MÉXICO/La Opinión — Los Garfias volvieron a San Mateo Atenco, su tierra natal en el Estado de México, procedentes de Santa Bárbara. Llegaron con sus cuatro hijos nacidos en Estados Unidos, una veintena de aparatos electrodomésticos, una camioneta Ford 4x4, 80 mil dólares, muchas ganas para empezar de cero y sus documentos norteamericanos que no sirvieron en principio para nada.

Compraron una casa, el padre puso una ferretería y la madre intentó sin éxito inscribir a los niños de 13, 10, 8 y 6 años a la escuela: aunque son hijos de padres mexicanos, son ciudadanos estadounidenses y no tenían la doble nacionalidad, solo papeles "gringos".

Entre éstos, sus boletas escolares que requerían de una certificación otorgado por la Secretaría de Estado correspondiente a la entidad donde cursaron sus respectivos estudios en Norteamerica y no lo tenían.

Adriana no entendía nada de lo que le estaban diciendo: "Teníamos prisa por salir, ya no queríamos pagar más renta allá y lo único que nos importaba en ese momento era el dinero: cuánto íbamos a gastar en el transporte, cuánto necesitábamos para iniciar el negocio y todo eso… no pensé que los papeles".
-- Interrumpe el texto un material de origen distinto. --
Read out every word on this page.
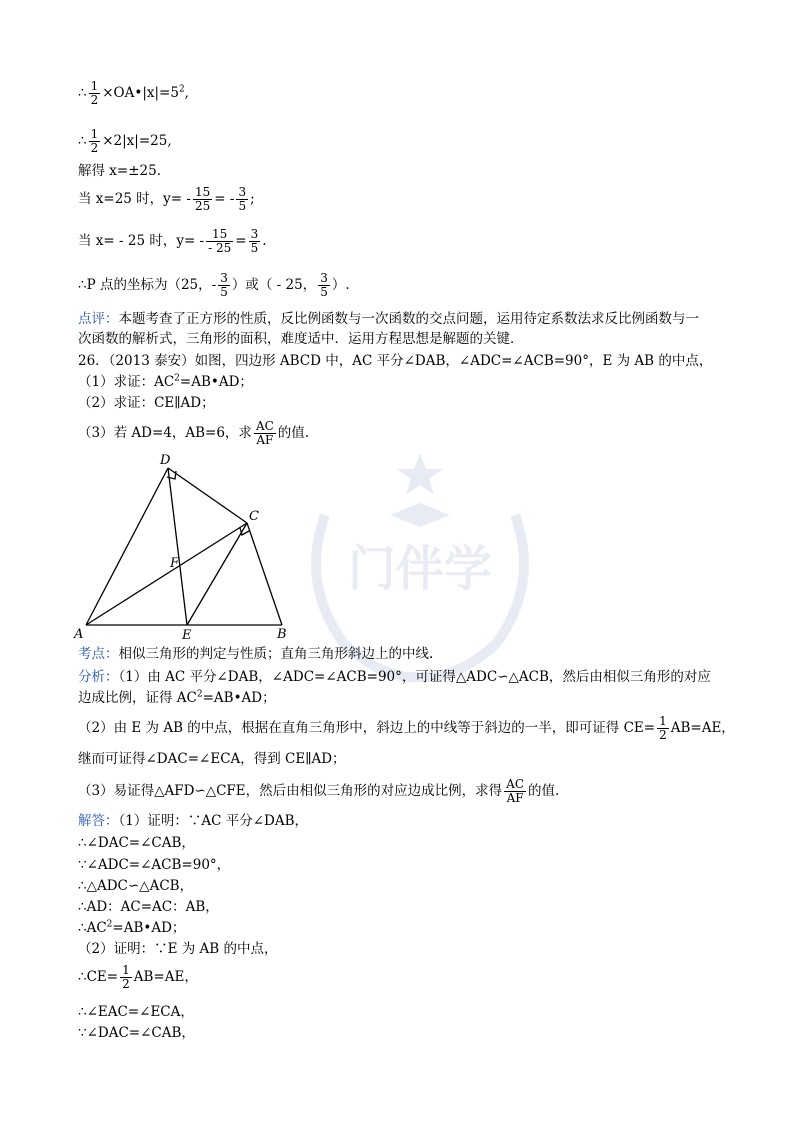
门伴学
∴ $\frac{1}{2}$ $\times OA•|x|=5^2$,
∴ $\frac{1}{2} \times 2|x|=25$,
解得 x=±25.
当 x=25 时，$y= - \frac{15}{25}$ = - $\frac{3}{5}$ ;
当 x= - 25 时，$y= - \frac{15}{- 25} = \frac{3}{5}$ .
∴P 点的坐标为（25，- $\frac{3}{5}$ ）或（ - 25， $\frac{3}{5}$ ）.
点评：本题考查了正方形的性质，反比例函数与一次函数的交点问题，运用待定系数法求反比例函数与一
次函数的解析式，三角形的面积，难度适中．运用方程思想是解题的关键．
26．（2013 泰安）如图，四边形 ABCD 中，AC 平分∠DAB，∠ADC=∠ACB=90°，E 为 AB 的中点，
（1）求证：$AC^2=AB•AD$；
（2）求证：CE∥AD；
（3）若 AD=4，AB=6，求 $\frac{AC}{AF}$ 的值.
D
C
F
A	E	B
考点：相似三角形的判定与性质；直角三角形斜边上的中线.
分析：（1）由 AC 平分∠DAB，∠ADC=∠ACB=90°，可证得△ADC∽△ACB，然后由相似三角形的对应
边成比例，证得 $AC^2=AB•AD$；
（2）由 E 为 AB 的中点，根据在直角三角形中，斜边上的中线等于斜边的一半，即可证得 $CE= \frac{1}{2} AB=AE$，
继而可证得∠DAC=∠ECA，得到 CE∥AD；
（3）易证得△AFD∽△CFE，然后由相似三角形的对应边成比例，求得 $\frac{AC}{AF}$ 的值.
解答：（1）证明：∵AC 平分∠DAB，
∴∠DAC=∠CAB，
∵∠ADC=∠ACB=90°，
∴△ADC∽△ACB，
∴AD：AC=AC：AB，
$\therefore AC^2=AB•AD$；
（2）证明：∵E 为 AB 的中点，
∴CE= $\frac{1}{2} AB=AE$，
∴∠EAC=∠ECA，
∵∠DAC=∠CAB，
Desde 1995, los documentos autenticados o emitidos por autoridades estadounidenses que van a surtir efectos en México (actas de nacimiento, escuela, defunciones, matrimonio y divorcios) deben contener una certificación denominada Apostilla que se obtiene en las Oficinas de la Secretaría de Estado de cada una de las entidades de la Unión Americana, cuyos datos pueden consultarse en http://portal2.sre.gob.mx/dgpac/images/pdf/Consulares/anexo_aut_apostillantes_eua.pdf, donde se encuentra la dirección y los costos.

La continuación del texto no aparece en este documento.